Huang, a native of Melbourne, Australia, started skating during the pandemic. Some days, her board and her dog were the only things that would get her outdoors and moving.
“We were all kind of depressed from COVID,” she says. “I tried meditation before. That didn’t work for me, but I felt like I could really be in the zone with this.”
At first, Huang just wanted to learn how to skate. Then she got sucked into “the longboard dancing hole of Instagram,” where a 30-second clip can be posted with music. That’s how Huang learned about Brighton and Longboard Dancing Los Angeles.
Says Dooling: “As a woman, skating can feel intimidating and not welcoming.” But during the pandemic, people were connecting through social media, finding their niche.
Longboard dance was featured in a commercial for Facebook Groups during the 2021 Tokyo Summer Olympics, showing skaters of different genders, races and nationalities finding each other online. You could watch reels and think, “I identify, or I see myself, or connect with the people that I’m seeing doing this,” Dooling says.
Goodman, flashing a “rock on” sign with her index and pinky finger, says, “I was like, Tony Hawk!” The women laugh, but Goodman is semi-serious. “Yeah! I was obsessed with him! And now I’m like, I can do some of those tricks!”
The four women jump in and out of conversation, their speech overlapping. Kang is the most reticent, a former dancer attracted to the sport’s grace. Dooling is unassuming yet self-assured, a quietly rebellious “solo sporter” who grew up snowboarding and practicing Tae Kwan Do. Huang, also a snowboarder, sports a sea-green manicure and dark hair balayaged into blonde.
Goodman is animated, her long red hair moving with her as she gesticulates.
“Don’t laugh at me, I’m fulfilling my 12-year-old dreams, OK?” she says.
Goodman first stepped on a skateboard in 2021. Now she’s sponsored, as is Huang.
Goodman does downhill, descending inclines at rapid speed. It’s dangerous; it’s exciting; “it brings up all the emotions,” she says.
The thing that ties together longboarding and longboard dancing is danger, Brighton says. You might miss a step; you might fall; you might get hurt, he says. “And that’s the exciting bit.”
Brighton has ADHD and falls on the autism spectrum, he says. Longboarding attracts a neurodiverse community, says Goodman, who also has ADHD. “It’s, like, seeking that adrenaline,” she says.
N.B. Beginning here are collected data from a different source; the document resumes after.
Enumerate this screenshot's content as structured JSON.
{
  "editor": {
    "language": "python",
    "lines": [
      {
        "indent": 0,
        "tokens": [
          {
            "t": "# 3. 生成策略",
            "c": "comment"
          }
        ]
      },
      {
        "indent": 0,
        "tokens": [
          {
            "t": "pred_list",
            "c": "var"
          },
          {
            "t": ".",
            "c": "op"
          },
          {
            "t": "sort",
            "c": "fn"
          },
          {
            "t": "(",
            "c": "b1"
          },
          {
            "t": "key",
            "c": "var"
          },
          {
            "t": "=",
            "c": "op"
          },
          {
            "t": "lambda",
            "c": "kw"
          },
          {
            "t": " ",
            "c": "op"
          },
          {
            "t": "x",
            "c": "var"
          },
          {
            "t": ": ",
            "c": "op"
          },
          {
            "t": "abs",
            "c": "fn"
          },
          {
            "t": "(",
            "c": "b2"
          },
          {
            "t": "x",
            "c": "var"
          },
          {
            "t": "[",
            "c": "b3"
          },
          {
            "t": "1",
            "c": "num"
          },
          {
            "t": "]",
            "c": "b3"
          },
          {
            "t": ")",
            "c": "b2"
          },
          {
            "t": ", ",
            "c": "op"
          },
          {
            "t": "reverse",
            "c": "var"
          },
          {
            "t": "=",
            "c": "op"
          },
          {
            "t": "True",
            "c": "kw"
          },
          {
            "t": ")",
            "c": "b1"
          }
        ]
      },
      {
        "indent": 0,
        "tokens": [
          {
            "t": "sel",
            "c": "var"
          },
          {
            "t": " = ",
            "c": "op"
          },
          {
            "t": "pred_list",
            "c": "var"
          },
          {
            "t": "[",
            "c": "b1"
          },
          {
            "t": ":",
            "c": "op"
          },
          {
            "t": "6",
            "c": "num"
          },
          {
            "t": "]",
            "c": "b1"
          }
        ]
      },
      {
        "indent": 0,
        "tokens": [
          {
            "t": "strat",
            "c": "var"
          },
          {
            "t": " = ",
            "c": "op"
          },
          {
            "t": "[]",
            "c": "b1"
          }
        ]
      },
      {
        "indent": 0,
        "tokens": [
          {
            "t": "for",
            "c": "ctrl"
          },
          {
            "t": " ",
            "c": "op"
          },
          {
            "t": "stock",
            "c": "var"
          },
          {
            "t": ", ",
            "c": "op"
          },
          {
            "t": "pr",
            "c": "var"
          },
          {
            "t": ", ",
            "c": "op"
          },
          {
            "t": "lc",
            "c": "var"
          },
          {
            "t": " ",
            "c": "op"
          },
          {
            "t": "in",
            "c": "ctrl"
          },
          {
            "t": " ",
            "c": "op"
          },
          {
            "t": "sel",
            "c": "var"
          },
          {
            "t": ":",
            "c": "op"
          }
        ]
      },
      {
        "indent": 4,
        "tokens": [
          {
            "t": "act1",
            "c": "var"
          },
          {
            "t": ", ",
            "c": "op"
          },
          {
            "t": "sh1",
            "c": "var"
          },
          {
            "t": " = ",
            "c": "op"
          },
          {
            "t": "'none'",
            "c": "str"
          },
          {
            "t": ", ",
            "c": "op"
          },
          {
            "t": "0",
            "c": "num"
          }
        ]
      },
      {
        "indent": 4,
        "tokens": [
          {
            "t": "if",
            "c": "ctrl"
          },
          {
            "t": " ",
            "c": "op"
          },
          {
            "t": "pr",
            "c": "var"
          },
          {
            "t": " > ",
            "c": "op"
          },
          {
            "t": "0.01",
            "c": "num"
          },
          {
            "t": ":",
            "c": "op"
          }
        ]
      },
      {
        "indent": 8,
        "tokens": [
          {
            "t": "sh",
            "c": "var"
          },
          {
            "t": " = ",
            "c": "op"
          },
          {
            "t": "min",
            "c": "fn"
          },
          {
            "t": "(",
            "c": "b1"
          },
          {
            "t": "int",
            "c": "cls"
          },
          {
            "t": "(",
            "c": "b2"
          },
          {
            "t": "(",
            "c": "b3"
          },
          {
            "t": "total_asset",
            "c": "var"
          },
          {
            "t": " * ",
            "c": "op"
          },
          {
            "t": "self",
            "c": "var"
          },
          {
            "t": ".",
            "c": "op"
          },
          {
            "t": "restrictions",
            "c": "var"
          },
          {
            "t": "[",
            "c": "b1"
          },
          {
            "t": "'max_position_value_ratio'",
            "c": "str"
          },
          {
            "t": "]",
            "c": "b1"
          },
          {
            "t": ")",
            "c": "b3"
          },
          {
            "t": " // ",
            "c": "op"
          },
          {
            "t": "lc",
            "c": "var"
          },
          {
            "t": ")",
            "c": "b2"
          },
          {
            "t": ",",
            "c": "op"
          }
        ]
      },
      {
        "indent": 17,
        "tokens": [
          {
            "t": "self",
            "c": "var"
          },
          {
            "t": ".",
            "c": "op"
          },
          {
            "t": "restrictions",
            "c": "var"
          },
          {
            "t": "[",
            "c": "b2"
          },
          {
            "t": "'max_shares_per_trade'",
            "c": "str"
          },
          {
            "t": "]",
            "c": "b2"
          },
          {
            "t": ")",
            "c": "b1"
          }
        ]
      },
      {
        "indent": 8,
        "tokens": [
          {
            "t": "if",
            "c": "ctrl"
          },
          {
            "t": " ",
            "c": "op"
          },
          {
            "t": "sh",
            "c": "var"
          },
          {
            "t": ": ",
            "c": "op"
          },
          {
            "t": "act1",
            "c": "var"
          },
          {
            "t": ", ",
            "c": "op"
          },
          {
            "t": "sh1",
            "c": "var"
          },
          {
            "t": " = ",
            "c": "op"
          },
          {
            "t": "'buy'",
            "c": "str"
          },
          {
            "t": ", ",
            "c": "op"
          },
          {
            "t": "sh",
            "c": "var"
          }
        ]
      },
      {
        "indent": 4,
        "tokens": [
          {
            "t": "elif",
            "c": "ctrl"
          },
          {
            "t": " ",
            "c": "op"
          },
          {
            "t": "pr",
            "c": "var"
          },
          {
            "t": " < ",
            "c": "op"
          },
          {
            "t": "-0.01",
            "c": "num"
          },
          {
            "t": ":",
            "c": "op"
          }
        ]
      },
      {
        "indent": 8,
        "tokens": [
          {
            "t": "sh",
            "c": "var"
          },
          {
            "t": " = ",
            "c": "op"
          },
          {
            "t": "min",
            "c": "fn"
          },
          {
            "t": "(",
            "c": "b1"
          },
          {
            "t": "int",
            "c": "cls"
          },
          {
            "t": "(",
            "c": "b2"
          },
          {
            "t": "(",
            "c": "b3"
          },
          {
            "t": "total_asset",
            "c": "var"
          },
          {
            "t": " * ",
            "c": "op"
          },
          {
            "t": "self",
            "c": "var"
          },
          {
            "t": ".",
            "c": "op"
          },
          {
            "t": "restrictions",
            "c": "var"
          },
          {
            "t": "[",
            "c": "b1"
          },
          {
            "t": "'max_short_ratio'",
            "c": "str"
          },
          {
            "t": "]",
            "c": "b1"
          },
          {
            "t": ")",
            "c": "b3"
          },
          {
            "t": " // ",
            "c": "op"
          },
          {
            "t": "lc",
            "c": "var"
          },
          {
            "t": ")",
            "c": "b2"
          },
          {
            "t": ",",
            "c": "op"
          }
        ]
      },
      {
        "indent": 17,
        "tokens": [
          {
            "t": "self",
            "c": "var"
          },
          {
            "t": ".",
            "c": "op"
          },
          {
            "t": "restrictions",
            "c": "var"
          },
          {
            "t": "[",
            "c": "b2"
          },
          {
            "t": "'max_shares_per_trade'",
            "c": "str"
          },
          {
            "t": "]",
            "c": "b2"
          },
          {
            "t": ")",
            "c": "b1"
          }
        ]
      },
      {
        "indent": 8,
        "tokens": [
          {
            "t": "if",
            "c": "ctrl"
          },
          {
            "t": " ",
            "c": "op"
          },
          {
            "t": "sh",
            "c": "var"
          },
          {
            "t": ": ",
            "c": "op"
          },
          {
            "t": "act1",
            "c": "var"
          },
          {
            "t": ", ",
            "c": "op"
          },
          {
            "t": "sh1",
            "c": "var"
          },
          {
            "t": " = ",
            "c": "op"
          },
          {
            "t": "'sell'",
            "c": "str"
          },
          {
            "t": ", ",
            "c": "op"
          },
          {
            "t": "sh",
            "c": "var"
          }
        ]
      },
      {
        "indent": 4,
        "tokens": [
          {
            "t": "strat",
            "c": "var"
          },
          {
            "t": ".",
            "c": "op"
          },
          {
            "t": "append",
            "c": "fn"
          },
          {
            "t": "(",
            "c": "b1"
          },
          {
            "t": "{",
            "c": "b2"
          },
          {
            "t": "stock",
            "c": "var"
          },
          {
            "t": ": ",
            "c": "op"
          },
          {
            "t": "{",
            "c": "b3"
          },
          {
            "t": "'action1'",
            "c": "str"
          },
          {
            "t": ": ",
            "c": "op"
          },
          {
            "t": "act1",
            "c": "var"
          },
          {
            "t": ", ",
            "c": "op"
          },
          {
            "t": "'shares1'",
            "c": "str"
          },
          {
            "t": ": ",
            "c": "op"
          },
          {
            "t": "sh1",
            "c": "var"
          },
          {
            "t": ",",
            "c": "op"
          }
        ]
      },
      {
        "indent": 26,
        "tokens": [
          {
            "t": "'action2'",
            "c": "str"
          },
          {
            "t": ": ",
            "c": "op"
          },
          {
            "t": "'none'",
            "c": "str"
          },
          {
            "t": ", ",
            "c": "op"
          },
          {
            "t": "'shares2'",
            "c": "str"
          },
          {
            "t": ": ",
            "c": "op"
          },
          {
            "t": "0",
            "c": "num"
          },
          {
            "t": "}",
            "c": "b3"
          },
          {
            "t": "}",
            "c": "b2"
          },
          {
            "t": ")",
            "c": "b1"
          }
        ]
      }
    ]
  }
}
On a longboard, Brighton says, he doesn’t have to try to concentrate. It’s built into the movement. If you don’t pay attention, you’re going to get hurt, he says.
“You’re on a board. Your brain now needs to learn not only where the body is, but also where the board is, and how the board is moving with relation to the ground,” he says. Longboarders “jump in and out of two different planes of movement… You need to be able to keep track of those two states.”
When one of the women lands a new trick, “we fully celebrate,” Goodman says. They hang out after sessions, walking up to Samosa House on Main St., Jameson’s, or Venice Beach Bar, which you can skate down to.
The sun is lowering on the horizon, which is thick with clouds. The sand has turned gray and damp. Waves and wind have pushed sand onto the boardwalk, where it swirls and drifts in marbled patterns punctuated by footsteps, stroller wheels, and the tire patterns of a bike caravan glowing with LED lights, revolutions of pink and green slowly cycling towards the Ferris wheel.
The women, shivering in ripped jeans, want to make the most of the light that’s left. “We need to move,” Huang says, and, laughing, they glide off into the sunset.